Secondly you have to configure multipath daemon. Here is the configuration recommended by IBM for /etc/multipath.conf. It is also recommended to blacklist local disks. Here, it is /dev/sda.

defaults {
        polling_interval  5
}

devices {
        device{
                vendor          "IBM"
                product         "2145"
                path_grouping_policy  group_by_prio
                features        "1 queue_if_no_path"
                prio            alua
                path_checker    tur
                failback        immediate
                no_path_retry   20
        }
}

blacklist {
        devnode "^td[a-z]"
        devnode "^sda$"
}

Finally, configure the following permissions for oneadmin user in /etc/sudoers:

oneadmin    ALL=(ALL) NOPASSWD: /usr/bin/iscsiadm, /sbin/multipath, /sbin/dmsetup, /sbin/blockdev, /usr/bin/tee, /sbin/mkfs, /sbin/mkswap, /bin/dd, /usr/bin/ddpt

You have to restart open-iscsi and multipath services afterwards.

All is left to do is to register and login to all V7000 nodes with

iscsiadm -m discovery -t st -p $NODE_IP:3260 --op update -n node.startup -v automatic

Where $NODE_IP is the ip of one of your nodes.
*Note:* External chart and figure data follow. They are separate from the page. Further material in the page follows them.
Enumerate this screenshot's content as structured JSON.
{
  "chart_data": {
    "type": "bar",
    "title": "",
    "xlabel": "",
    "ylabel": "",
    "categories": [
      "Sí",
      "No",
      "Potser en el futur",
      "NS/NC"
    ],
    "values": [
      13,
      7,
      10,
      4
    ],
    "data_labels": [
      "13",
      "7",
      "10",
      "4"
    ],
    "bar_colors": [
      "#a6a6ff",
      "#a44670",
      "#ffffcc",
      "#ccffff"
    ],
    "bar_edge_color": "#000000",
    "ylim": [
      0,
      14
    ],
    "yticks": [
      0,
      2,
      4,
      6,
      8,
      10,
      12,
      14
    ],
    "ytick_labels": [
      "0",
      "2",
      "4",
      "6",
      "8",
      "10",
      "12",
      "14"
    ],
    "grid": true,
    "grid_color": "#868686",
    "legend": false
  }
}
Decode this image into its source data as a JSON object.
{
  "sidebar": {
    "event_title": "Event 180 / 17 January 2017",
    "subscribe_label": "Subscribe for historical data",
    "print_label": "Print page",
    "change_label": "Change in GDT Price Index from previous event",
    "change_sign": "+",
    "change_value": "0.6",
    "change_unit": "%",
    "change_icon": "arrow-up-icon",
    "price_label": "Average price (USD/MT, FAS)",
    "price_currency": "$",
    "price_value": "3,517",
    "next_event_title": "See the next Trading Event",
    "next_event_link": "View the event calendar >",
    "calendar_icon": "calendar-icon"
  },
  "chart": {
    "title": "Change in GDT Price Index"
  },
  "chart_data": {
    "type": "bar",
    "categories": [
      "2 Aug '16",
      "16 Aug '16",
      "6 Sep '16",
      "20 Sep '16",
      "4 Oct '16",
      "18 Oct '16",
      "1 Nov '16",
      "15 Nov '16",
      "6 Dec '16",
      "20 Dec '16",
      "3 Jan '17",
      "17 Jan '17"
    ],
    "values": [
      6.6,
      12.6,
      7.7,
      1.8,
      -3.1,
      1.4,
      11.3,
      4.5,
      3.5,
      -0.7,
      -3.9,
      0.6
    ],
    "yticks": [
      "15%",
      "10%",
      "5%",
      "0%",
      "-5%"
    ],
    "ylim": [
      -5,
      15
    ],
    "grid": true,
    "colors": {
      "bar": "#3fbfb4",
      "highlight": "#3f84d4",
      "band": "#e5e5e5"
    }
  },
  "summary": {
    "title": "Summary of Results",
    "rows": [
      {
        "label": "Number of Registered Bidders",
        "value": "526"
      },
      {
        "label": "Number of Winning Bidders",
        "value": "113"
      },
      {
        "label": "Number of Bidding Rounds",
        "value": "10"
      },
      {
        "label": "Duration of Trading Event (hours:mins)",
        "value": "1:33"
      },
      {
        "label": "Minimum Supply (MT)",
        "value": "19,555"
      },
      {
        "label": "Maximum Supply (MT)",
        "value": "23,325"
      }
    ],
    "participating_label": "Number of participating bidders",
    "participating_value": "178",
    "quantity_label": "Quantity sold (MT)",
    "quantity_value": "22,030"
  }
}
So you wil have to execute the command for each $NODE_IP. The settings will be retained and the iSCSI sessions automatically restarted at boot.

Configuring IBM Storwize V7000

  • Create a oneadmin user with public key authentication
  • Register IQN of OpenNebula hosts and deployment host(s)

Usage

I will illustrate the most complete solution: the dual box setup. If you want to achieve active-active setup, you can configure two datastores, one for each box. For each datastore you configure the other box as auxiliary.

Datastore1:

MGMT=box1
MGMT_AUX=box2

Datastore2:

MGMT=box2
MGMT_AUX=box1

Whith REPLICATION=1 a replicated auxiliary volume will be created on MGMT_AUX. This volume is read-only, this is inherent to V7000 design. If you loose the master box, you will loose the VMs whose disks are mapped from this box. You can quickly recover by restarting the VMs and make them use the auxiliary volumes simply by setting FAILOVER=1 datastore option.

Once you have recovered from the incident, you can set back FAILOVER=0. All running VMs will continue to use auxiliary volumes but they will switch to master volumes on next deployment. If you decide to create new volumes while FAILOVER=1, it is your responsibility to manage replication as soon as the other box is back online.

Optimizations

You can configure jumbo frames (MTU=9000) on both V7000 and iSCSI initiators. Please, make sure jumbo frames are supported by your network equipment (switches, routers...) You can also achieve a big performance improvement by using noop I/O scheduler inside VMs and deadline I/0 scheduler on the hosts instead of cfq. Configure it with elevator=noop or elevator=deadline kernel options.